“Charles, you are too undiscriminating,” interrupted Miss Bingley. “I have never met people with less conversation and fashion or more conceit. As for the young ladies, they were certainly young but —”
“Come, Caroline, I cannot allow you to speak so of at least one young lady,” Bingley interrupted. He turned to Darcy, who had just risen from the table, cup and saucer in hand. “Darcy, support me in this! Was not Jane Bennet as lovely a girl as could be dreamt of?”
Darcy strolled over to a window while sipping at his tea and looked out onto a greensward hedged by boxwood and a gravel walk. The lack of accord between Bingley and his sisters was of long standing and had manifested itself in innumerable ways since his acquaintance with the family. Generally, Darcy’s sympathy lay with Bingley in these unpleasant exchanges, but today the turn of the conversation reminded him of the resolve he had formed the previous evening to caution his friend.
Without turning he replied, “Lovely? I believe I called her handsome. If she is lovely, I bow to your superior judgment, as you danced with her. I did not.”

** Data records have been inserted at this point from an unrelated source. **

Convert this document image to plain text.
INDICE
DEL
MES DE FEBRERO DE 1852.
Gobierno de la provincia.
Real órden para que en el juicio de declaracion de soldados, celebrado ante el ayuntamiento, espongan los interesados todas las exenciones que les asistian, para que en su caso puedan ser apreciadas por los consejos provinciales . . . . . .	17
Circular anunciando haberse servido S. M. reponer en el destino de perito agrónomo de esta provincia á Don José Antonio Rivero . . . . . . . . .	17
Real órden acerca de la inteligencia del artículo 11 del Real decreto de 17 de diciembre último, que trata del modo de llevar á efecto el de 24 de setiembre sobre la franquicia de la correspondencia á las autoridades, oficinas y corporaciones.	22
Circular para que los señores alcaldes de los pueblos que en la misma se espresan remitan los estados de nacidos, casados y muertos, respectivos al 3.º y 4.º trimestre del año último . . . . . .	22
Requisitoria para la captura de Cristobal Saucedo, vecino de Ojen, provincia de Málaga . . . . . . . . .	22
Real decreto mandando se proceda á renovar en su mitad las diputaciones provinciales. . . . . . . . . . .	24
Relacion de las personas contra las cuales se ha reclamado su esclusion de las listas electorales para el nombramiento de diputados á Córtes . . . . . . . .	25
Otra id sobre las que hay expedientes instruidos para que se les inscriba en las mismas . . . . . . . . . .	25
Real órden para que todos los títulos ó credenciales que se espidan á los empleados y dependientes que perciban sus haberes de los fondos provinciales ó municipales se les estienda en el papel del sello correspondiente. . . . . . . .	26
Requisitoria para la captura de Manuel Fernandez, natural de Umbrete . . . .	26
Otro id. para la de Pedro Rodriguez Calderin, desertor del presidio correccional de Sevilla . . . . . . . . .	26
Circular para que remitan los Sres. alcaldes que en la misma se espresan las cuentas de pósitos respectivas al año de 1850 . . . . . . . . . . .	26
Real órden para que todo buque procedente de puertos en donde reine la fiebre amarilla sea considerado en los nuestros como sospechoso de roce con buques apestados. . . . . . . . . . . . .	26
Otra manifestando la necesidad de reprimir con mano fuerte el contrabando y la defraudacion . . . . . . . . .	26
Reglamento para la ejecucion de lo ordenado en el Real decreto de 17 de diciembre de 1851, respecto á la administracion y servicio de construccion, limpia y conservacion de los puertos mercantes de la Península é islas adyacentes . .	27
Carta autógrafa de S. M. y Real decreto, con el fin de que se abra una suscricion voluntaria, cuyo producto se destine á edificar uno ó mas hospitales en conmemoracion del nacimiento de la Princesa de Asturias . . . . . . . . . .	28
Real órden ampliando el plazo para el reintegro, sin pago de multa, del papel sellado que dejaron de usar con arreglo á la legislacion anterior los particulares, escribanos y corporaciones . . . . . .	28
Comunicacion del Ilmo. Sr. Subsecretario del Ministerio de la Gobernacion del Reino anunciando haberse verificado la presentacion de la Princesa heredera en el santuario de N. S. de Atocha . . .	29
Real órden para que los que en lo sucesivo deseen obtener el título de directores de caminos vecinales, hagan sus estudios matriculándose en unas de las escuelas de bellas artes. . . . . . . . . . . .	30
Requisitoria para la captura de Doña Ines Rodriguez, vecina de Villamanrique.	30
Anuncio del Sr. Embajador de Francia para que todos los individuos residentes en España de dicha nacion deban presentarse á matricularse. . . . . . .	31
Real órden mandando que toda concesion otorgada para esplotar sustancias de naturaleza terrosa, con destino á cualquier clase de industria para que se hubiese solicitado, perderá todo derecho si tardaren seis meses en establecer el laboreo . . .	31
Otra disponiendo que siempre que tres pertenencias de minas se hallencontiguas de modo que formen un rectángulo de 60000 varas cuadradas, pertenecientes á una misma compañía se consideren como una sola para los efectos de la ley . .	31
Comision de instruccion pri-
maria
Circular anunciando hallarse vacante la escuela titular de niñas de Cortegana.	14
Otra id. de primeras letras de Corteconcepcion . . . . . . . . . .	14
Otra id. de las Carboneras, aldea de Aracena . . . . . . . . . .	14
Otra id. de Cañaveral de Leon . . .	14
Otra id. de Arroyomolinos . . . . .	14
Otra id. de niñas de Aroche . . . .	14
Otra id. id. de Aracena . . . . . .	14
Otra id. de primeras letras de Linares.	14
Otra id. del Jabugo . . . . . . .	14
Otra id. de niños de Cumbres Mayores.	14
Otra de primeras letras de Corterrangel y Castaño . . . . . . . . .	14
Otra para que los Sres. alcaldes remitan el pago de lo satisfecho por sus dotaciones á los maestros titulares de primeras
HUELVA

“But you do have eyes, man!” Bingley responded energetically.
“Which I employed, at your insistence, you may recall.” Darcy shifted his stance, his focus remaining on the scenery beyond the window. He sipped again at his tea. “She smiles too much.”
“Smiles too much,” Bingley repeated in disbelief.
“A man must wonder at such a profusion of smiles. What may be their cause?” Darcy turned then and fixed Bingley with a penetrating look, as if to infuse him with the force of his disapprobation. “ ‘Favor is deceitful, and beauty is vain,’ if I may be so bold as to quote.